Les séjours en Angleterre de Géricault trouvent un prolongement quelques années plus tard dans la vie de l’un de ses plus proches amis, Eugène Delacroix. Ce dernier, profondément marqué par le talent, la vie et le décès soudain de son ami, décida en 1825 de partir sur ses traces. Il pousse l’imitation au point de se rendre lui aussi chez Elmore où il reçoit à son tour des leçons d’équitation. Ce fut aussi l’occasion pour le peintre de pouvoir admirer les œuvres exécutées par Géricault chez le célèbre marchand de chevaux. De cela résulte notamment une très belle aquarelle conservée aux Beaux-arts de Paris figurant à son tour une femme montant en amazone dans la campagne anglaise, preuve de l’influence immédiate des séjours anglais de Géricault.
De gauche à droite :
Eugène Delacroix, Femme montant en amazone, 1825, Paris, École nationale supérieure des beaux-arts.
Théodore Géricault, Femme montant en amazone, vers 1820-1821, Rotterdam, Boijmans van Beuningen.
Bibliographie :
Brugerolles, Emmanuelle. Le dessin romantique : de Géricault à Victor Hugo : [exposition, Paris, École nationale supérieure des beaux-arts, Cabinet des dessins Jean Bonna, de mars à juin 2021]. Paris: Beaux-arts de Paris éditions Ministère de la Culture, 2021.
Bocher, Nathalie. Charlet : aux origines de la légende napoléonienne : 1792-1845 : [exposition, la Roche-sur-Yon, Musée municipal, 10 octobre 2008 - 17 janvier 2009 ; Boulogne-Billancourt, Bibliothèque Paul Marmottan, 5 mars-27 juin 2009]. Paris Boulogne-Billancourt La Roche-sur-Yon: B. Giovanangeli Bibliothèque Paul-Marmottan Musée municipal, 2008.

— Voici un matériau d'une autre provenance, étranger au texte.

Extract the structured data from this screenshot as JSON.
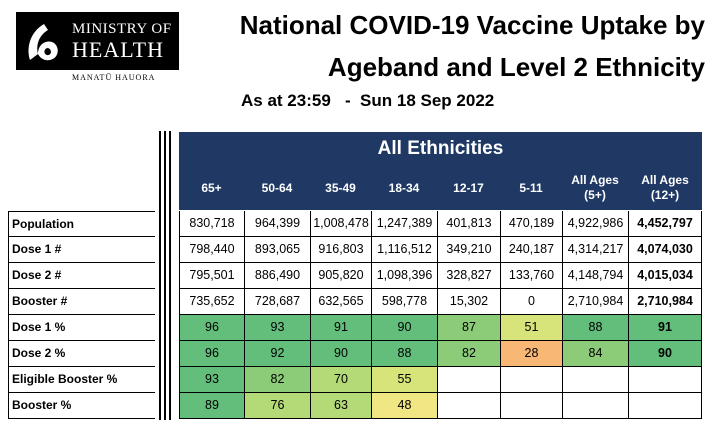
{
  "logo": {
    "line1": "MINISTRY OF",
    "line2": "HEALTH",
    "subtitle": "MANATŪ HAUORA"
  },
  "title": {
    "line1": "National COVID-19 Vaccine Uptake by",
    "line2": "Ageband and Level 2 Ethnicity"
  },
  "as_at": "As at 23:59   -  Sun 18 Sep 2022",
  "table": {
    "group_header": "All Ethnicities",
    "columns": [
      "65+",
      "50-64",
      "35-49",
      "18-34",
      "12-17",
      "5-11",
      "All Ages (5+)",
      "All Ages (12+)"
    ],
    "rows": [
      {
        "label": "Population",
        "values": [
          "830,718",
          "964,399",
          "1,008,478",
          "1,247,389",
          "401,813",
          "470,189",
          "4,922,986",
          "4,452,797"
        ]
      },
      {
        "label": "Dose 1 #",
        "values": [
          "798,440",
          "893,065",
          "916,803",
          "1,116,512",
          "349,210",
          "240,187",
          "4,314,217",
          "4,074,030"
        ]
      },
      {
        "label": "Dose 2 #",
        "values": [
          "795,501",
          "886,490",
          "905,820",
          "1,098,396",
          "328,827",
          "133,760",
          "4,148,794",
          "4,015,034"
        ]
      },
      {
        "label": "Booster #",
        "values": [
          "735,652",
          "728,687",
          "632,565",
          "598,778",
          "15,302",
          "0",
          "2,710,984",
          "2,710,984"
        ]
      },
      {
        "label": "Dose 1 %",
        "values": [
          "96",
          "93",
          "91",
          "90",
          "87",
          "51",
          "88",
          "91"
        ]
      },
      {
        "label": "Dose 2 %",
        "values": [
          "96",
          "92",
          "90",
          "88",
          "82",
          "28",
          "84",
          "90"
        ]
      },
      {
        "label": "Eligible Booster %",
        "values": [
          "93",
          "82",
          "70",
          "55",
          "",
          "",
          "",
          ""
        ]
      },
      {
        "label": "Booster %",
        "values": [
          "89",
          "76",
          "63",
          "48",
          "",
          "",
          "",
          ""
        ]
      }
    ]
  },
  "colors": {
    "header_bg": "#1f3864",
    "green_high": "#63be7b",
    "green_mid": "#8ccc79",
    "green_light": "#b4d977",
    "yellow_green": "#d6e47a",
    "yellow": "#f0e684",
    "orange": "#f8b774"
  }
}
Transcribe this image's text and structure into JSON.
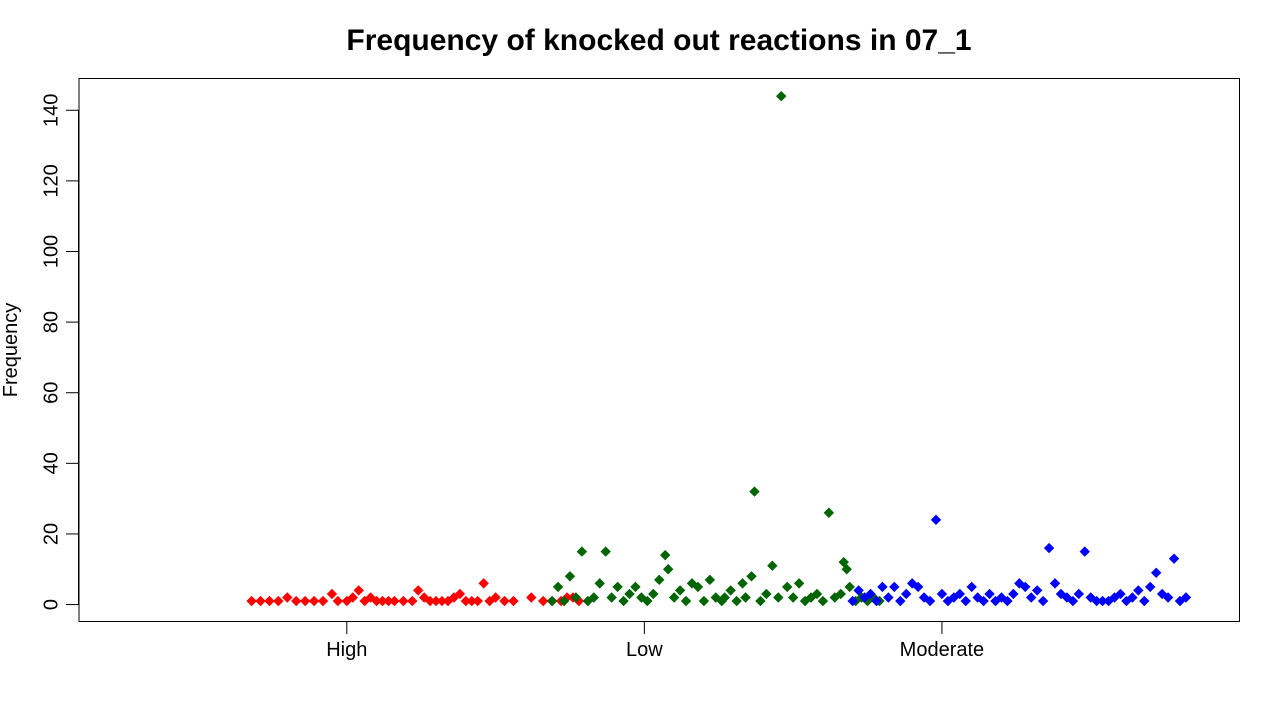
{
  "chart_data": {
    "type": "scatter",
    "title": "Frequency of knocked out reactions in 07_1",
    "xlabel": "",
    "ylabel": "Frequency",
    "categories": [
      "High",
      "Low",
      "Moderate"
    ],
    "xlim": [
      0.1,
      4.0
    ],
    "ylim": [
      -4.8,
      149
    ],
    "y_ticks": [
      0,
      20,
      40,
      60,
      80,
      100,
      120,
      140
    ],
    "grid": false,
    "legend": "none",
    "marker": "diamond",
    "series": [
      {
        "category": "High",
        "color": "#ff0000",
        "points": [
          [
            0.68,
            1
          ],
          [
            0.71,
            1
          ],
          [
            0.74,
            1
          ],
          [
            0.77,
            1
          ],
          [
            0.8,
            2
          ],
          [
            0.83,
            1
          ],
          [
            0.86,
            1
          ],
          [
            0.89,
            1
          ],
          [
            0.92,
            1
          ],
          [
            0.95,
            3
          ],
          [
            0.97,
            1
          ],
          [
            1.0,
            1
          ],
          [
            1.02,
            2
          ],
          [
            1.04,
            4
          ],
          [
            1.06,
            1
          ],
          [
            1.08,
            2
          ],
          [
            1.1,
            1
          ],
          [
            1.12,
            1
          ],
          [
            1.14,
            1
          ],
          [
            1.16,
            1
          ],
          [
            1.19,
            1
          ],
          [
            1.22,
            1
          ],
          [
            1.24,
            4
          ],
          [
            1.26,
            2
          ],
          [
            1.28,
            1
          ],
          [
            1.3,
            1
          ],
          [
            1.32,
            1
          ],
          [
            1.34,
            1
          ],
          [
            1.36,
            2
          ],
          [
            1.38,
            3
          ],
          [
            1.4,
            1
          ],
          [
            1.42,
            1
          ],
          [
            1.44,
            1
          ],
          [
            1.46,
            6
          ],
          [
            1.48,
            1
          ],
          [
            1.5,
            2
          ],
          [
            1.53,
            1
          ],
          [
            1.56,
            1
          ],
          [
            1.62,
            2
          ],
          [
            1.66,
            1
          ],
          [
            1.69,
            1
          ],
          [
            1.72,
            1
          ],
          [
            1.74,
            2
          ],
          [
            1.76,
            2
          ],
          [
            1.78,
            1
          ]
        ]
      },
      {
        "category": "Low",
        "color": "#006400",
        "points": [
          [
            1.69,
            1
          ],
          [
            1.71,
            5
          ],
          [
            1.73,
            1
          ],
          [
            1.75,
            8
          ],
          [
            1.77,
            2
          ],
          [
            1.79,
            15
          ],
          [
            1.81,
            1
          ],
          [
            1.83,
            2
          ],
          [
            1.85,
            6
          ],
          [
            1.87,
            15
          ],
          [
            1.89,
            2
          ],
          [
            1.91,
            5
          ],
          [
            1.93,
            1
          ],
          [
            1.95,
            3
          ],
          [
            1.97,
            5
          ],
          [
            1.99,
            2
          ],
          [
            2.01,
            1
          ],
          [
            2.03,
            3
          ],
          [
            2.05,
            7
          ],
          [
            2.07,
            14
          ],
          [
            2.08,
            10
          ],
          [
            2.1,
            2
          ],
          [
            2.12,
            4
          ],
          [
            2.14,
            1
          ],
          [
            2.16,
            6
          ],
          [
            2.18,
            5
          ],
          [
            2.2,
            1
          ],
          [
            2.22,
            7
          ],
          [
            2.24,
            2
          ],
          [
            2.26,
            1
          ],
          [
            2.27,
            2
          ],
          [
            2.29,
            4
          ],
          [
            2.31,
            1
          ],
          [
            2.33,
            6
          ],
          [
            2.34,
            2
          ],
          [
            2.36,
            8
          ],
          [
            2.37,
            32
          ],
          [
            2.39,
            1
          ],
          [
            2.41,
            3
          ],
          [
            2.43,
            11
          ],
          [
            2.45,
            2
          ],
          [
            2.46,
            144
          ],
          [
            2.48,
            5
          ],
          [
            2.5,
            2
          ],
          [
            2.52,
            6
          ],
          [
            2.54,
            1
          ],
          [
            2.56,
            2
          ],
          [
            2.58,
            3
          ],
          [
            2.6,
            1
          ],
          [
            2.62,
            26
          ],
          [
            2.64,
            2
          ],
          [
            2.66,
            3
          ],
          [
            2.67,
            12
          ],
          [
            2.68,
            10
          ],
          [
            2.69,
            5
          ],
          [
            2.71,
            1
          ],
          [
            2.73,
            2
          ],
          [
            2.75,
            1
          ],
          [
            2.77,
            2
          ],
          [
            2.79,
            1
          ]
        ]
      },
      {
        "category": "Moderate",
        "color": "#0000ff",
        "points": [
          [
            2.7,
            1
          ],
          [
            2.72,
            4
          ],
          [
            2.74,
            2
          ],
          [
            2.76,
            3
          ],
          [
            2.78,
            1
          ],
          [
            2.8,
            5
          ],
          [
            2.82,
            2
          ],
          [
            2.84,
            5
          ],
          [
            2.86,
            1
          ],
          [
            2.88,
            3
          ],
          [
            2.9,
            6
          ],
          [
            2.92,
            5
          ],
          [
            2.94,
            2
          ],
          [
            2.96,
            1
          ],
          [
            2.98,
            24
          ],
          [
            3.0,
            3
          ],
          [
            3.02,
            1
          ],
          [
            3.04,
            2
          ],
          [
            3.06,
            3
          ],
          [
            3.08,
            1
          ],
          [
            3.1,
            5
          ],
          [
            3.12,
            2
          ],
          [
            3.14,
            1
          ],
          [
            3.16,
            3
          ],
          [
            3.18,
            1
          ],
          [
            3.2,
            2
          ],
          [
            3.22,
            1
          ],
          [
            3.24,
            3
          ],
          [
            3.26,
            6
          ],
          [
            3.28,
            5
          ],
          [
            3.3,
            2
          ],
          [
            3.32,
            4
          ],
          [
            3.34,
            1
          ],
          [
            3.36,
            16
          ],
          [
            3.38,
            6
          ],
          [
            3.4,
            3
          ],
          [
            3.42,
            2
          ],
          [
            3.44,
            1
          ],
          [
            3.46,
            3
          ],
          [
            3.48,
            15
          ],
          [
            3.5,
            2
          ],
          [
            3.52,
            1
          ],
          [
            3.54,
            1
          ],
          [
            3.56,
            1
          ],
          [
            3.58,
            2
          ],
          [
            3.6,
            3
          ],
          [
            3.62,
            1
          ],
          [
            3.64,
            2
          ],
          [
            3.66,
            4
          ],
          [
            3.68,
            1
          ],
          [
            3.7,
            5
          ],
          [
            3.72,
            9
          ],
          [
            3.74,
            3
          ],
          [
            3.76,
            2
          ],
          [
            3.78,
            13
          ],
          [
            3.8,
            1
          ],
          [
            3.82,
            2
          ]
        ]
      }
    ]
  }
}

Brugerolles Emmanuelle et al. Géricault : dessins & estampes des collections de l’École des beaux-arts : [exposition, Paris], école nationale supérieure des beaux-arts, 25 novembre 1997 - 25 janvier 1998 ; Cambridge, Fitzwilliam museum, 26 mars 1998 - 24 mai 1998. Paris: École nationale supérieure des beaux-arts, 1997.
Michel, Régis. Géricault : [exposition], Paris, Galeries nationales du Grand Palais, 10 octobre 1991 - 6 janvier 1992. Paris: Réunion des musées nationaux, 1991.